M habló con ella en voz baja, luego de haber contestado brevemente a su llamada.

– ¿Cuándo? -preguntó-. Bien. Comprendo -su mirada se desplazó hacia Bond, quien creyó detectar en ella cierta incertidumbre o preocupación-. Sí -repitió M-. Puede confiar en nosotros. Yo mismo se lo diré. Bond y el superintendente jefe harán el resto. Muy bien -colgó el auricular y miró a Basil Shrivenham-. Tengo una noticia que le va a dejar pasmado, Basil -era la primera vez que llamaba a su viejo amigo por su nombre de pila.

– ¿A mí? -la cara de Shrivenham pareció perder algo de color al tiempo que en sus ojos se pintaba una creciente ansiedad-. ¿Se trata de algo malo?

– No, no.
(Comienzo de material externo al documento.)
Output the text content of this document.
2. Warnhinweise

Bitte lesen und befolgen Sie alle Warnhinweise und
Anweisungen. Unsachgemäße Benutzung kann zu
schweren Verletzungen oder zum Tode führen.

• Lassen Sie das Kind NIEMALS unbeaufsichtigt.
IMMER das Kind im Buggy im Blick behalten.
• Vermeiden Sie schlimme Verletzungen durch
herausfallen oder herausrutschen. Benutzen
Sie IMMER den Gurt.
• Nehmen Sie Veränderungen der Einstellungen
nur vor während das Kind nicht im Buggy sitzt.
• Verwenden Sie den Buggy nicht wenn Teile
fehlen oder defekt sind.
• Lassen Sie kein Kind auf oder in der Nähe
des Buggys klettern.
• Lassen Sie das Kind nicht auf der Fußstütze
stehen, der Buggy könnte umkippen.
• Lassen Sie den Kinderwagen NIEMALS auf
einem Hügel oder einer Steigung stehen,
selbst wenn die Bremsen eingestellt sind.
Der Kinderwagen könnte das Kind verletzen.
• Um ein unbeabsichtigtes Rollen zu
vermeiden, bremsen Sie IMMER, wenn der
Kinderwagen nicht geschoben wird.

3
Probablemente es bueno. Su hija ha aparecido.

– ¿Trill? ¿Dónde? ¿Se encuentra bien?

– Está en casa. En su casa. Aunque un poco alterada al parecer. La está atendiendo un médico. Pero al menos allí se encuentra fuera del alcance de los Humildes.

Basil Shrivenham parecía a punto de sufrir un ataque. El rostro se le había puesto gris.

– Entonces más vale que regrese enseguida -se agarró al sillón como si necesitara apoyarse en algo-. Tengo que enterarme enseguida de lo que ha pasado. Además hay que hablar con el médico y todo eso. Así que permitan que me retire.

– No -le atajó M en un tono tan autoritario que ni siquiera un primer ministro se hubiera atrevido a desobedecerle-. No. Se irá con estos agentes -levantó la mirada al ver que Moneypenny entraba silenciosamente en la habitación-. Pero antes vaya con miss Moneypenny para que ésta le sirva un café, un té o algo más fuerte si lo desea. Yo hablaré con Bailey y con Bond y ellos le acompañarán a casa. Me parece lo más sensato.

– Bueno, si usted lo dice… Pero ¿no sería mejor que llamase a Dorothea?

– Váyase, Basil. Todo saldrá bien.

Con un aire más alelado todavía que antes, Shrivenham dejó que Moneypenny le precediera al salir de la habitación.

En cuanto se hubo cerrado la puerta, M empezó a explicar los hechos. Veinte minutos antes, Trilby Shrivenham había sido encontrada por un agente de la policía en la puerta de la residencia de los Shrivenham cerca de Eaton Square. Según las palabras del agente, se encontraba «en condición semiinconsciente». Pensando que se trataba de un caso de etilismo o de drogadicción, estaba a punto de llamar a su comisaría, cuando lady Shrivenham, que había oído voces a la puerta, salió a investigar e identificó a su hija.